Y entonces, casi con alivio, encontró la MUERTE DE LA MÉDICO. Le pareció casi un deber social seguir el caso de la señorita Hickman, cuyo cuerpo en descomposición aún guardaba sus secretos. Había sido su compañera de infortunio desde la instrucción del sumario. Según el Post, la víspera habían descubierto un bisturí o lanceta cerca de la plantación Sidmouth, en Richmond Park. El periódico conjeturaba que se había caído de la ropa de la mujer mientras trasladaban su cadáver. George no lo juzgó muy verosímil. Encontrabas el cuerpo de una médico desaparecida y, en el momento de trasladarlo, ¿se le caían cosas de los bolsillos y ni siquiera te dabas cuenta? No estaba seguro de que él se lo creyera si estuviese en el jurado del juez de instrucción.
El Post sugería además que el bisturí o lanceta había sido propiedad de la difunta, y que podría haber sido utilizado para cortar una arteria que hubiera causado su muerte por desangramiento. En otras palabras, un suicidio: otra TRAGEDIA. «Pues bien -pensó George-, había una explicación posible. Aunque Great Wyrley hubiera estado en Surrey en vez de en Staffordshire, la policía habría fabricado una teoría más convincente: que el hijo del vicario se había fugado de una habitación cerrada con llave, adquirido una lanceta que nunca en su vida había visto, seguido a la pobre mujer hasta la plantación y allí, sin ningún motivo imaginable, la había matado.»
Esta pequeña dosis de amargura le había revivido. Y al imaginar su participación fantástica en el caso Hickman se acordó también de las garantías que Vachell le había dado en su primera entrevista. ¿Mi defensa, señor Edalji? Simplemente que no hay pruebas de que usted cometiese el delito, ningún motivo para cometerlo ni tampoco oportunidad alguna. Por supuesto, lo adornaré un poco para presentarlo al juez y al jurado, pero eso será en esencia mi defensa.

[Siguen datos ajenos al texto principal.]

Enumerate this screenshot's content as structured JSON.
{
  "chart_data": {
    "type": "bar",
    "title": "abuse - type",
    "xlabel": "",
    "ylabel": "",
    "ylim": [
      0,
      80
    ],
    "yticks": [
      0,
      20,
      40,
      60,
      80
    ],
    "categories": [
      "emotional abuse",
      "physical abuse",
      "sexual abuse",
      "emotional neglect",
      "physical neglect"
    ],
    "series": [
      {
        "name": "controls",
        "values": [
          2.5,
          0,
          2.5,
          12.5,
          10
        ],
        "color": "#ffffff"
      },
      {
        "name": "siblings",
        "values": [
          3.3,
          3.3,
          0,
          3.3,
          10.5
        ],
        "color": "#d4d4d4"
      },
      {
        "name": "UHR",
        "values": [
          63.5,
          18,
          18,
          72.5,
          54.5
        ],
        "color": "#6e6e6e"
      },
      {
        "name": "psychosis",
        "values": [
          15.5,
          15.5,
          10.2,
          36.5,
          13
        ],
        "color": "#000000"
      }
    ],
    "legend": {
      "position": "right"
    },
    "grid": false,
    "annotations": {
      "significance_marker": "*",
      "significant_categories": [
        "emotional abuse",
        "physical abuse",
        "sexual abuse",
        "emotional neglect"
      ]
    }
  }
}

Sin embargo, antes hubo que afrontar el testimonio del doctor Butter. Este testigo no era como Gurrin, que a George se le antojó un charlatán que impostaba una ciencia. El médico de la policía era un caballero de pelo canoso, sereno y cauto, que venía de un mundo de tubos de ensayo y microscopios y que sólo se ocupaba de los detalles. Explicó a Disturnal los procedimientos que había seguido para examinar las navajas, la chaqueta, el chaleco, las botas, el pantalón y el abrigo de estar por casa. Describió las manchas halladas en diversas prendas e identificó cuáles cabía clasificar como sangre de un mamífero. Había contado los pelos recogidos de la manga y del bolsillo del pecho izquierdo de la chaqueta: había veintinueve en total, todos cortos y de color rojo. Los había comparado con los pelos de una tira de piel cortada del pony muerto de la mina. Eran asimismo cortos y rojos. Los había examinado al microscopio y dictaminado que eran «de longitud, color y textura similares».